I remember to this day the time when my parents forgot about me. I believe I was in the 3rd or 4th grade so probably 8 or 9 years old. I had decided that I wanted to be part of student council. Student council serves to engage students about learning about democracy. I chose to run for Student Council Treasurer. I chose this position because it was usually upperclassmen that took the positions of President and Vice President and I was too young to run for those positions. I didn’t want to run for Secretary because that sounded like the typical “girl” role and too easy.
I made campaign posters at home and then hung them all around the school. I can’t remember what my slogan was but I do remember winning votes by telling the school I’d petition to have chocolate milk as a drink option at lunch. I didn’t even like milk then because I thought it was cow pee. I campaigned for a couple of weeks leading up to the school election and then on the morning of election day, I delivered a speech in front of the whole school to explain why I was the best candidate for the position. Students casted their votes that afternoon and the following morning the winners were announced. Each morning at school a student would recite the Pledge of Allegiance in the principal’s office, the sound would be piped into all of the classrooms over speakers. After the Pledge of Allegiance came school news and on this day they announced the winning candidates, I was one of them. I couldn’t believe it! I was elated, I had no idea what the heck a treasurer did but I was happy that I had mustered up the courage to just go for it. Anyway, my parents forgot to pick me after school after the first student council meeting. The front office was closed. There were no cell phones. My home was miles from school and my school was located in a rural area. It sucked!

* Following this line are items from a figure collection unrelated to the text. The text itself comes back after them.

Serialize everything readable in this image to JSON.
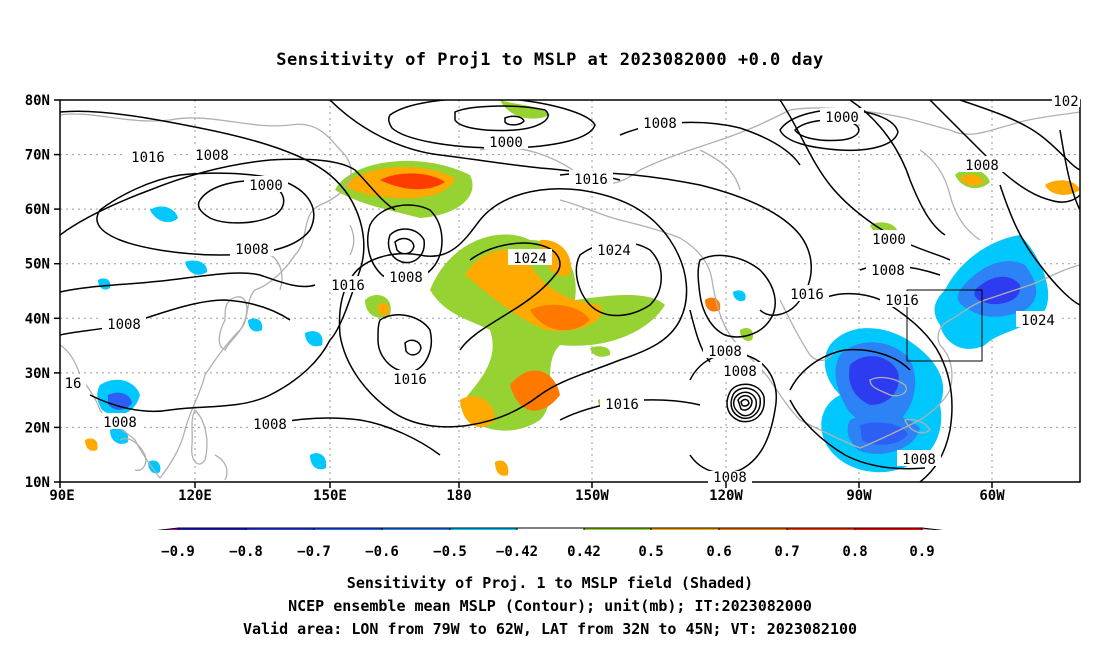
{
  "title": "Sensitivity of Proj1 to MSLP at 2023082000 +0.0 day",
  "lat_labels": [
    "80N",
    "70N",
    "60N",
    "50N",
    "40N",
    "30N",
    "20N",
    "10N"
  ],
  "lon_labels": [
    "90E",
    "120E",
    "150E",
    "180",
    "150W",
    "120W",
    "90W",
    "60W"
  ],
  "contour_labels": [
    {
      "text": "1016"
    },
    {
      "text": "1008"
    },
    {
      "text": "1000"
    },
    {
      "text": "1008"
    },
    {
      "text": "1008"
    },
    {
      "text": "1016"
    },
    {
      "text": "1008"
    },
    {
      "text": "16"
    },
    {
      "text": "1008"
    },
    {
      "text": "1008"
    },
    {
      "text": "1016"
    },
    {
      "text": "1000"
    },
    {
      "text": "1008"
    },
    {
      "text": "1016"
    },
    {
      "text": "1024"
    },
    {
      "text": "1024"
    },
    {
      "text": "1016"
    },
    {
      "text": "1016"
    },
    {
      "text": "1008"
    },
    {
      "text": "1008"
    },
    {
      "text": "1008"
    },
    {
      "text": "1000"
    },
    {
      "text": "1008"
    },
    {
      "text": "1000"
    },
    {
      "text": "1008"
    },
    {
      "text": "1016"
    },
    {
      "text": "1024"
    },
    {
      "text": "1008"
    },
    {
      "text": "102"
    }
  ],
  "colorbar": {
    "labels": [
      "−0.9",
      "−0.8",
      "−0.7",
      "−0.6",
      "−0.5",
      "−0.42",
      "0.42",
      "0.5",
      "0.6",
      "0.7",
      "0.8",
      "0.9"
    ],
    "colors": [
      "#1e1ecd",
      "#2d3cf0",
      "#2d5ff5",
      "#2d82f5",
      "#00c8ff",
      "#ffffff",
      "#96d232",
      "#ffaa00",
      "#ff7800",
      "#ff3c00",
      "#ff0000"
    ],
    "low_end_color": "#c800c8",
    "high_end_color": "#ff96c8"
  },
  "captions": [
    "Sensitivity of Proj. 1 to MSLP field (Shaded)",
    "NCEP ensemble mean MSLP (Contour); unit(mb); IT:2023082000",
    "Valid area: LON from 79W to 62W, LAT from 32N to 45N; VT: 2023082100"
  ]
}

Elementary school, such a long time ago. When I look at 8 year olds now I think how young they look, almost like babies. I remember being that age and feeling so “grown up”. You’d think that at that age we’d still be unspoiled enough to not care about others’ opinions of what was acceptable or not acceptable. I remember at that age I was already worried about fitting in. Each Tuesday from fall until spring I’d go to catechism right after school for 2 hours. There was a whole group of us that would attend together. Our parents took turns picking us up from school and dropping us off at church. There were a total of 7 of us attending each week. Me and my 2 sisters, my 2 cousins and 2 neighbor children we were friends with. For pick up from school to be taken to church it was always either my Aunt Mary or the neighbor doing so. I dreaded the weeks when it was my aunt’s turn to carpool because she drove a very long, very ugly brown station wagon and we were embarrassed to be seen picked up in it. On the weeks it was her turn to pick us up we’d all wait together in front of the school amongst the chaos of all the other kids being picked up or going to wait in lines for the bus. We could see the Ghostbuster wagon (not nearly as cool) coming from a mile away and we’d all be ready to jump in quickly and duck down to avoid being seen by our peers. It’s so silly now but I remember thinking mini vans were so much cooler.
Even if I was being picked up in the the Ghostbuster car, it was a gift and I should have been grateful. Times have changed so much. There is no way that with my job today that I could commit myself to carpool children every other week. It’s sad. We’ve lost sight of what’s important. My response seems too often is that I can’t miss work because of (enter whatever excuse here).
Stress weighs heavily but somehow just seems normal. My cell phone never seems to stop ringing or pinging from work emails, texts or phone calls. I can’t escape it. I sat in a meeting earlier this week and a new agent asked advice about how to juggle career and his family. The response he was given was to make an appointment in his calendar for his wife and children. I quickly chimed in and advised him to not let his wife know that she needed to make an appointment to spend time with him.
I wonder if life was easier than back then, when there were less rules, when we’d pile in the back of my dad’s pick up truck and drive home without wearing seatbelts, when the cartoons like Tom and Jerry were sometimes violent and the characters occasionally smoked, the days when we had to venture outside of the house for fun. We’d ride bikes until the sun went down, we’d play baseball with the other neighborhood kids (a mix of both boys and girls) in an empty lot in the middle of the desert. We had makeshift bases, 1 bat and we had to share gloves because not everyone owned their own. There were never any trophies given but the memories we have are priceless.
I don’t remember any bullying but I do remember when Isaac Bolivar accidentally shot me in the gut with a BB gun from across the ditch and I survived. There were no hurt feelings after the initial “WTF Jackass?!” that crossed my mind. Just kidding, I don’t think I cursed, I was like 10.
If I could go back and give that little girl advice I’d tell her to not be in a rush to grow up, don’t be afraid to follow your path. Have the courage to be different. Don’t give any thought to the girl who told you that you had bug eyes at Lupita’s birthday party because you’ll learn to love them. Even though you feared Mrs. Craw and Mrs. Stith, listen to them because you will remember the lessons they taught you when you’re an adult. You have the perseverance part down. Keep at that because in order to achieve what you desire you have to be willing to work for it. There is no silver spoon waiting for you but you were born with something even more valuable than that. You were given the gift of intelligence. Believe in yourself.